Bittrex given permission to unfreeze funds for sanctioned customers

Bittrex appears to be doing their honest best to please U.S. regulators while also doing right by their customers. The exchange has recently informed some customers that funds that may have been frozen due to U.S. sanctions will now be made available, if certain conditions are met.

News broke of these funds becoming available care of Twitter user Ziya Sadr on November 8:

The root of the issue comes down to Bittrex being forced to suspend accounts with ties to Iran, Syria, Cuba, and Crimea in 2017. As each of these areas are sanctioned by the U.S. government for different reasons, but primarily because they are seen as perceived threats to U.S. security, not allowing cryptos to freely flow in and out of an American based exchange makes perfect sense.

Bittrex wrote in their letter:

In May of 2018, Bittrex filed an application to permit it to release the funds currently frozen back to the owners.

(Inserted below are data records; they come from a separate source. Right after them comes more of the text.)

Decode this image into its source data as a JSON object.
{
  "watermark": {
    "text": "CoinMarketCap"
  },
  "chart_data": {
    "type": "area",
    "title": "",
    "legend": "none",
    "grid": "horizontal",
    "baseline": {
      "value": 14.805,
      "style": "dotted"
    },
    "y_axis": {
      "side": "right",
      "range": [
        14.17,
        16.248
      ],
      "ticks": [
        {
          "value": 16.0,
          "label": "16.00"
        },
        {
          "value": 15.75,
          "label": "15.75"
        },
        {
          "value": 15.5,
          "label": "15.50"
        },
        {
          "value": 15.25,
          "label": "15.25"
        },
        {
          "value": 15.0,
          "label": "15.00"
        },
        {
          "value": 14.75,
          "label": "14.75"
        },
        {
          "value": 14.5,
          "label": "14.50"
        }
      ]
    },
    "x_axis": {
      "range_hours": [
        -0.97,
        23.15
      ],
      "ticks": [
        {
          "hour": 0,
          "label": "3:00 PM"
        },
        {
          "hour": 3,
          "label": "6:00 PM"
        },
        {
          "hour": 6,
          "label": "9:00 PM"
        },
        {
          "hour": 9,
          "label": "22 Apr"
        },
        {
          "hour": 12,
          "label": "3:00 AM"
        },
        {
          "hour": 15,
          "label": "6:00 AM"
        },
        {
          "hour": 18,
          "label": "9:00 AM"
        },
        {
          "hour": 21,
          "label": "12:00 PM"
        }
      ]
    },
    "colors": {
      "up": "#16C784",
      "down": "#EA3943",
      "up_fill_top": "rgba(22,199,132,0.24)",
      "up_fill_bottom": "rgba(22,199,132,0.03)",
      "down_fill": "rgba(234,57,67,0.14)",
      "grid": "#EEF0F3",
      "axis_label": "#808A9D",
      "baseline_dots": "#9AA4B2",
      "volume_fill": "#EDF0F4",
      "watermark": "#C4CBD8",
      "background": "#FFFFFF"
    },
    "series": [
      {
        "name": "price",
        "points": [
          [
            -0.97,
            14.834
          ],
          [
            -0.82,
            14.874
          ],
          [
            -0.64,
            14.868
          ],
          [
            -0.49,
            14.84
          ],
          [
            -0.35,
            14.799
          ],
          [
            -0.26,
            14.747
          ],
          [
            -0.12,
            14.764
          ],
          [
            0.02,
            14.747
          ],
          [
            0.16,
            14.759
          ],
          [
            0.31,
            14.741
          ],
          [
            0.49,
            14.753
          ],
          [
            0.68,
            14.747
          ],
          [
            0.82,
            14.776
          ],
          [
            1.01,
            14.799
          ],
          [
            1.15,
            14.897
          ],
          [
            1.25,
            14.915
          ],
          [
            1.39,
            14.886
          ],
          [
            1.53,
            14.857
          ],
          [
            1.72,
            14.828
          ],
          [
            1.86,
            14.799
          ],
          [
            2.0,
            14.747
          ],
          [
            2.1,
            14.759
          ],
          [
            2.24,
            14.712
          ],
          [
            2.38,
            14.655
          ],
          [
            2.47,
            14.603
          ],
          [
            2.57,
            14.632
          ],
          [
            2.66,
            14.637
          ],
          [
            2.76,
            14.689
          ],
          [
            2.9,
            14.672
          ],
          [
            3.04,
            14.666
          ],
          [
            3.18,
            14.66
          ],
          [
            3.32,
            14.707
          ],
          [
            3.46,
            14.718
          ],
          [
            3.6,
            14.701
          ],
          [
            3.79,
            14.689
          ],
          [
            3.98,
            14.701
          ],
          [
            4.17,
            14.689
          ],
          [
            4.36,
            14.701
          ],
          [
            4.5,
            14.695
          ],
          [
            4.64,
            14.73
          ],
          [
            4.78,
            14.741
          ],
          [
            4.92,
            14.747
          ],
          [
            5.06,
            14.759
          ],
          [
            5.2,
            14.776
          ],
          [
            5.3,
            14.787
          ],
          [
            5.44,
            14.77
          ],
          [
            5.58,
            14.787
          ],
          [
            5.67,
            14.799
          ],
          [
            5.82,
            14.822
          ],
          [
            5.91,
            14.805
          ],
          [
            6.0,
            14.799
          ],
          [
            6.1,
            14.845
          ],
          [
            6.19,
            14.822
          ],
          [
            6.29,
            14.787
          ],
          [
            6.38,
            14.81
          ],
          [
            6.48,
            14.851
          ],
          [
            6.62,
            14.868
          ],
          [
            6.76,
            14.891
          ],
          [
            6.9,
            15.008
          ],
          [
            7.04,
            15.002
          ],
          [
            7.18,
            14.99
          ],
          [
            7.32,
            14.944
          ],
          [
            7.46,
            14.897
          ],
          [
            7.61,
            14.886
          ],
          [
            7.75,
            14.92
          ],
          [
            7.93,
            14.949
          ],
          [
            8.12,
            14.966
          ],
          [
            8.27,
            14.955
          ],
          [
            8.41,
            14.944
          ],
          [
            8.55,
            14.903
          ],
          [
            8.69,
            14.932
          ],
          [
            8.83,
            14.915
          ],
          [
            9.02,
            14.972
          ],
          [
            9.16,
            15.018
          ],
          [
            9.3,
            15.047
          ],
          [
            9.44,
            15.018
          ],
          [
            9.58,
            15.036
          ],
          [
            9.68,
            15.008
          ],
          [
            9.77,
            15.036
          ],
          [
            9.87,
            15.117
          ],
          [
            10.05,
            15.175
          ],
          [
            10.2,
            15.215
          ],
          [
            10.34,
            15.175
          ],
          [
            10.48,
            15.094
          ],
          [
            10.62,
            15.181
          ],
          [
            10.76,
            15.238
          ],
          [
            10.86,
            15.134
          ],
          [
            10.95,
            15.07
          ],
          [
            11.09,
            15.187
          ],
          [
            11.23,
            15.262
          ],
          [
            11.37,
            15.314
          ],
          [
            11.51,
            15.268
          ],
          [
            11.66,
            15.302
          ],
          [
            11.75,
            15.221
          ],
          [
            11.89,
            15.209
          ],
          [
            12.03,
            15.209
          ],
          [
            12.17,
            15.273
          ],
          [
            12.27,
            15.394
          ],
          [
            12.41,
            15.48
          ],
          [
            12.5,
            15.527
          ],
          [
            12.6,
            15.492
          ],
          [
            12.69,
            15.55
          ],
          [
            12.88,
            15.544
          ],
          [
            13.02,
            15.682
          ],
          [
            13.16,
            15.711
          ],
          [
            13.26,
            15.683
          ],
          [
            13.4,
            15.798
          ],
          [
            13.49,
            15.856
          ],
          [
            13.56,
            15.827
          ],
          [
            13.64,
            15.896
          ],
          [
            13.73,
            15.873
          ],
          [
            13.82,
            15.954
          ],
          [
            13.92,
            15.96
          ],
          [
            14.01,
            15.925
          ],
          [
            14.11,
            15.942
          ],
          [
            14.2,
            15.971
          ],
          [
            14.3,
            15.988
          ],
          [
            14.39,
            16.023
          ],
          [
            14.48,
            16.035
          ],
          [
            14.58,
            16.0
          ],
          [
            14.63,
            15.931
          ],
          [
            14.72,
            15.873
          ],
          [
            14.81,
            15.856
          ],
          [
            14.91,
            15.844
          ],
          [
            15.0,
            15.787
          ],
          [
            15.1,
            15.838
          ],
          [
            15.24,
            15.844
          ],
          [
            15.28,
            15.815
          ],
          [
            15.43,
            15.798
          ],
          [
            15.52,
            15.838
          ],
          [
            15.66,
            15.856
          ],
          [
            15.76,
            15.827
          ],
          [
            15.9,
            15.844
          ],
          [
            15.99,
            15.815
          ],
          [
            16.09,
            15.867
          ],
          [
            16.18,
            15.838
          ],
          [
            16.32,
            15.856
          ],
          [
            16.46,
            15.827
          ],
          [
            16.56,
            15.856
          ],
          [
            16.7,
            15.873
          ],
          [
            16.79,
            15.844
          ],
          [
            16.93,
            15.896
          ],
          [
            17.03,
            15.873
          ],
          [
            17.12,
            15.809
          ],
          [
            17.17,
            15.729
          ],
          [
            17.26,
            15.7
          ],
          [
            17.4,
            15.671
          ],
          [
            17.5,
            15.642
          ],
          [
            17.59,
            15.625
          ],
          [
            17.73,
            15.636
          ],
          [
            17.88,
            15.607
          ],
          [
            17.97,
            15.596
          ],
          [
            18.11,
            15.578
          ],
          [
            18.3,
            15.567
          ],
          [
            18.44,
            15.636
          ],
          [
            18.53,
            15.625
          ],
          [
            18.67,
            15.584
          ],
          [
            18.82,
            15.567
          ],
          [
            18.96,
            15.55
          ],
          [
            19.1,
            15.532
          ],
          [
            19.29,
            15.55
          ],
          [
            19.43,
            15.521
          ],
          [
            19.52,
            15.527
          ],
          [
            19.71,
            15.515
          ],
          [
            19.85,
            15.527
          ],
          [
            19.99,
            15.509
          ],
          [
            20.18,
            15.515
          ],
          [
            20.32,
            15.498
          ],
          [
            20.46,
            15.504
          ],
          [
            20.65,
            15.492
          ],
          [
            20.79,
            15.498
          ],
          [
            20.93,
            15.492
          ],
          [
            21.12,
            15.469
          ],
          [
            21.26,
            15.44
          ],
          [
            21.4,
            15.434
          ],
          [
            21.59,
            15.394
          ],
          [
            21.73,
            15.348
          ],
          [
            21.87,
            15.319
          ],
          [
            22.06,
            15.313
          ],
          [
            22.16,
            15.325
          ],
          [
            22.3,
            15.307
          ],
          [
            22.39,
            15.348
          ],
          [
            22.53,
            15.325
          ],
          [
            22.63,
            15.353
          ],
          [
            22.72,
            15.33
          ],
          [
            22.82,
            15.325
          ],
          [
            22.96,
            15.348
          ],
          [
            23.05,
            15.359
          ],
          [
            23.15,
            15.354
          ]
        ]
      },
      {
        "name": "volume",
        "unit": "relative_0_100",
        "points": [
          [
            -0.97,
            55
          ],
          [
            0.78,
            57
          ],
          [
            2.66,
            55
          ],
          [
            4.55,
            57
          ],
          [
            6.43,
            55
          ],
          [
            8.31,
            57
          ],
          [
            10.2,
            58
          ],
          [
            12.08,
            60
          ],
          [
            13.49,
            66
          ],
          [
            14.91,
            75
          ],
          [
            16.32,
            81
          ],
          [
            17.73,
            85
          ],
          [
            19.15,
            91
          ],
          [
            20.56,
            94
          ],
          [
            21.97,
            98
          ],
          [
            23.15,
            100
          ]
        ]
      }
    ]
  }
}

This application was recently granted and we are writing to let you know that you may withdraw your funds to another exchange.

The unfrozen accounts must meet a key condition to have their funds withdrawn however: The hosted wallet or exchange they wish to withdraw to must not be in a U.S. sanctioned country. That makes a lot of sense, but for anyone actually based in those countries, it could cause an issue.

For those who don’t want to understand why their money must comply with the law, this was heartbreaking news.

This looks like it will increasingly become the norm, as governments start applying rules that have always applied to fiat money to digital assets. Just as Iran has had a difficult time operating its banks in the face of U.S. regulations, compliant crypto exchanges, hoping to keep America happy with their businesses, will start following the same laws or risk getting shut down.

As Dr. Craig Wright recently warned, those defiantly operating outside the law will soon see their time run out. As he pointed out, even the most decentralized digital currency services were shut down once governments grew tired of their criminality.